L’Ascoli Calcio sta sicuramente migliorando il proprio gioco in maniera esponenziale. Il fatto, dopo la partita di Foggia, è sotto gli occhi di tutti. Ma da dove parte questa crescita? Proviamo ad analizzare.

Innanzitutto dall’amalgama. la conoscenza dei giocatori l’un con l’altro dopo un campionato iniziato in ritardo per quanto riguarda la conformazione rispetto alle altre squadre. Vero è che spesso si è predicata attesa e forse il 100% lo si avrà soltanto da Novembre in poi. In più la forma fisica, acquistata in maniera globale da parte di tutti gli elementi della squadra di Vivarini. Dal punto di vista del gioco, invece, il ‘level up’ si è visto soprattutto in una funzione di gioco specifica, che è anche uno dei punti cardini nella filosofia del tecnico bianconero: attirare gli avversari per uscire. Le seconde palle, l’aggressione di reparto con densità sono state richieste esasperanti di Vivarini sin dal primo giorno di ritiro. Contro Cremonese e Foggia si è visto tantissimo questo tipo di miglioramento. Soprattutto in fase di possesso.

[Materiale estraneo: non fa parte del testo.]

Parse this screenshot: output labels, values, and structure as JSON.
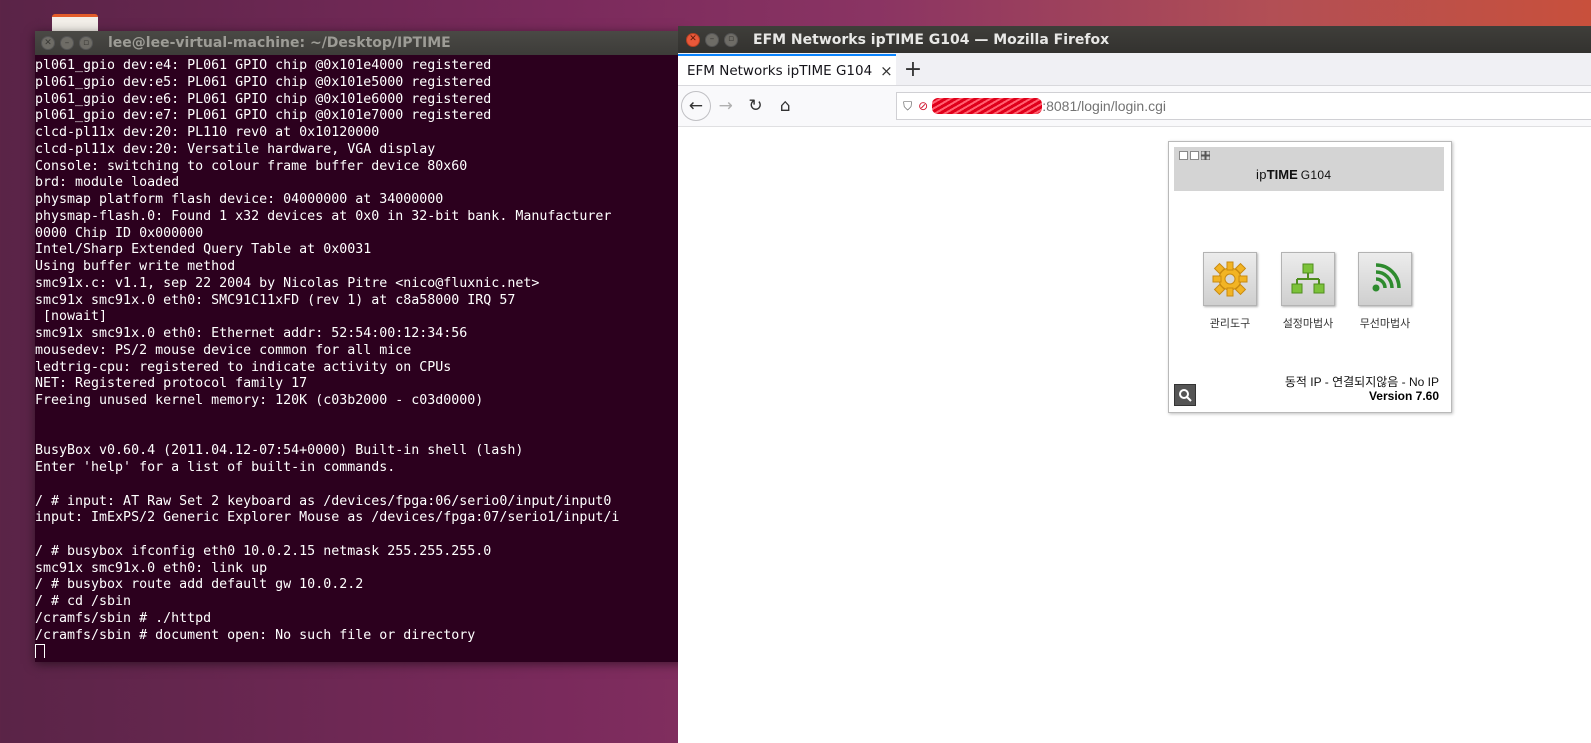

Partendo da una ampiezza relativa, la squadra inizia a capire che cosa vuol dire occupare densamente una zona di campo, muoversi lì, attirare l’avversario ed uscire con la palla dal lato opposto. Lo ha chiesto ogni giorno al Picchio Village sia Vivarini che lo staff. Basti pensare ai torelli o agli esercizi di possesso dove non si è quasi mai sentito parlare di velocità, intensità, rottura, ma sempre “qualità!”, più volte urlata anche da Monticciolo. Capiamoci, si era provata anche nelle partite addietro, ma forse con una lentezza di troppo o un qualità minore. Inutile dire che con l’arrivo di Troiano come faro del centrocampo, questo tipo di giocata riesce perché lui diventa spesso l’uomo che con il passaggio chiave trova il modo di superare la prima linea di pressing avversaria precedentemente “attratta”. Lui è sicuramente l’uomo, per caratteristiche, in cui Vivarini sta trovando l’esodo del suo credo professato i mesi di allenamenti bianconeri. Pian piano, vedendo chi può farlo e che il giochetto riesce, è inutile sottolineare come anche altri compagni si siano convinti che si potesse fare e che la squadra ha elementi tecnici per comporre questo tipo di uscita.

Sicuramente c’è da migliorare, come sempre, soprattutto con la concretezza offensiva. Credere di essere arrivati a qualcosa porta solo all’involuzione, soprattutto nel gioco del calcio. Continuare su questa strada potrebbe essere un buon percorso che porta poi a giocarsi le partite a viso aperto, grazie alla convinzione e ad una certa libertà mentale nel provare la giocata, ovunque, come a Foggia. Magari dando l’impressione che si, “io sono un toro nel mio rodeo, ma sono un torazo fuori”.